Quelques réflexions sur une éclipse...

 

    Aujourd'hui, trois octobre, près de la moitié de l'humanité aura été le témoin d'une éclipse partielle du soleil.

    Les phénomènes naturels, terrestres ou astronomiques, ont ceci de bon qu'ils nous ramènent à la réalité de notre condition. Nous dépendons du sol nourricier qui nous porte, du ciel qui nous éclaire et de l'eau qui nous abreuve. Néanmoins, chacun de ces éléments peut à son tour véhiculer la mort. Le premier sous la forme du séisme, le second en devenant imprévisible et, enfin, l'eau qui chaque jour nous montre combien elle est indispensable mais aussi vecteur de mort.

    On ne parlemente pas avec la Nature, on ne signe pas de traité avec elle. C'est elle qui décide et à des jours et heures non négociables. La paix des éléments ne se décrète pas mais elle se prépare. Nice et sa région, qui sont pourtant au front des catastrophes naturelles : tremblements de terre, inondations ("Lou Païoun Ven"), incendies, etc. ne semblent pas avoir tout à fait mesuré les conséquences d'options à court terme invalides et néfastes. Le château de cartes est impressionnant, il est haut et semble ferme. Des décisions sont prises, ne va-t-on pas le consolider? Pourtant, il ne s'agit que d'un château de cartes.

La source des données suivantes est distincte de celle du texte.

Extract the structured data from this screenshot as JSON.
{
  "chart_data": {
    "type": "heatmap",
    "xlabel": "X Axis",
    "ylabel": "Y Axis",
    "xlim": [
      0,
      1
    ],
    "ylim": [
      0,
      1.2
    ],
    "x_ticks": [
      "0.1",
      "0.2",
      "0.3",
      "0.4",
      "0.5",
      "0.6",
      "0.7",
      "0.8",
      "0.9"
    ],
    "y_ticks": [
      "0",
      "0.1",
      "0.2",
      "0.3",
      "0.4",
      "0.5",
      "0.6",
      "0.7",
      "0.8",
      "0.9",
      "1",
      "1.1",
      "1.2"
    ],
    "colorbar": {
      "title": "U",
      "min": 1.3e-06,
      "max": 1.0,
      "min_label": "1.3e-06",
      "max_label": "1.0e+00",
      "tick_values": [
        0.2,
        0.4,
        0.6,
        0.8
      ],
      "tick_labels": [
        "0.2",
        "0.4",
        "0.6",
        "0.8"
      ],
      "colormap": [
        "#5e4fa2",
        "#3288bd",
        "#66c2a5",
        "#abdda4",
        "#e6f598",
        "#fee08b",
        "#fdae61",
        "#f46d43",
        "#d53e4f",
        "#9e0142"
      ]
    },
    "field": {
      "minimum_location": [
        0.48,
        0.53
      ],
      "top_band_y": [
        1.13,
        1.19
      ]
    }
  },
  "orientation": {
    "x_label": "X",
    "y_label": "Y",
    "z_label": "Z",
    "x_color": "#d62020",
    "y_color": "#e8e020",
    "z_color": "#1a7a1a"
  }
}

    Je suis frappé, choqué et outré d'entendre à longueur de catastrophes annoncées (par nos médias alors qu'elles ont déjà produit leur lot de malheurs) désigner le tourisme comme première victime de l'évènement. Aucune région de notre terre ne devrait être constituée de lieux d'autant plus "intéressants" qu'ils sont rentables. Las Vegas est, certes, née du désert. Ce n'est pas le cas du Comté forgé par des hommes et des femmes qui pratiquaient le Fen Shui du pauvre : la logique.

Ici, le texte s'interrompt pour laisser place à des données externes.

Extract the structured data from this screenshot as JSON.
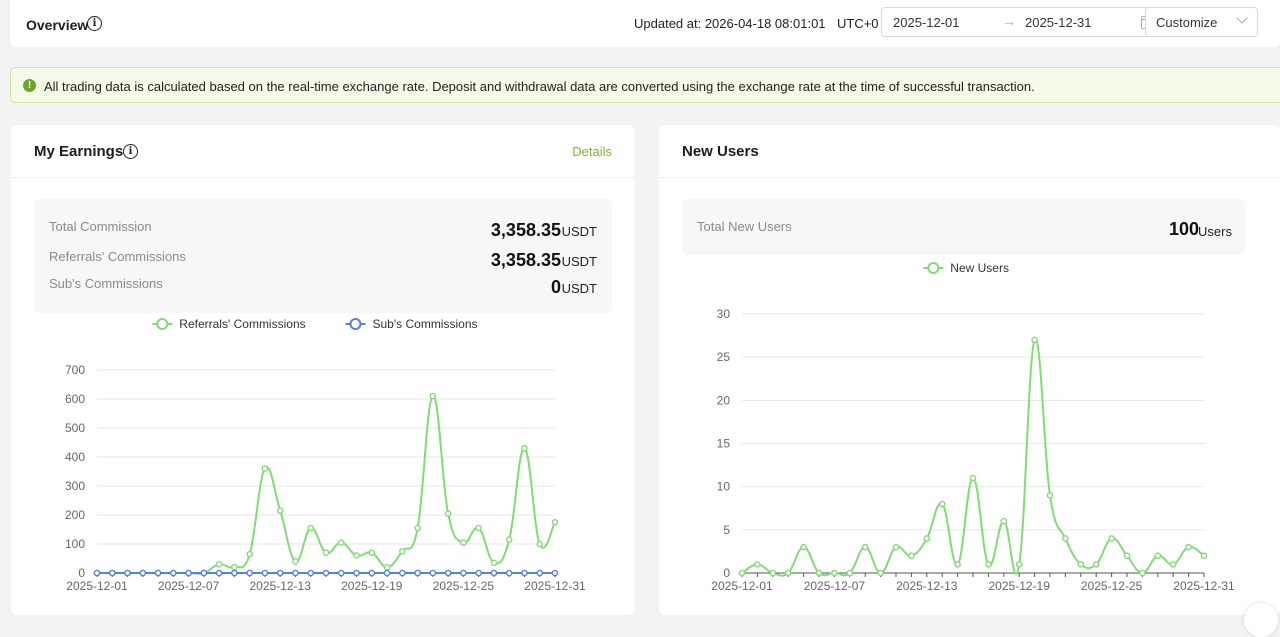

    Eze, notamment, cette éclipse sans doute anodine me permettant de citer quelques exemples, pour nous historiques, de la fragilité d'un système fondé sur le provisoire.

    Voici donc quelques rappels motivés d'un passé que chacun prie de pouvoir toujours le conjuguer au même temps.


 

Séisme

Tremblement de terre du 23 février 1887 - Photo Jean Gilletta - Médiathèque du Patrimoine - Ministère - BnF/Gallica

Parmi les menaces qui depuis toujours pesèrent sur Eze, l'on compte les tremblements de terre et les incendies. 

En une centaine d'années, nous eûmes plus qu'il n'y paraît à composer avec ces situations dramatiques.

D'abord le 24 juillet 1881 où toute la région de Nice et du Nord de l'Italie fut secouée par une secousse légère qui lézarda plus d'une façade.

De même, le 23 février 1887 où, cette fois la secousse fut plus importante et la photo ci-dessus illustre bien la surprise qui fut celle des habitants du Comté.

A cette époque, la sécurité civile est bien organisée et le Ministère des Travaux Publics débloque un million de francs pour les victimes.

Eze, comme d'autres communes, fait appel à la charité publique (le mot alors ne fait pas peur) et Camille Flammarion le 14 mars 1887 évoque le tremblement de terre de Nice lors d'une conférence à juste titre alarmiste.

A la suite de la catastrophe, le fisc applique un dégrèvement des patentes et allège le poids fiscal imposé aux victimes.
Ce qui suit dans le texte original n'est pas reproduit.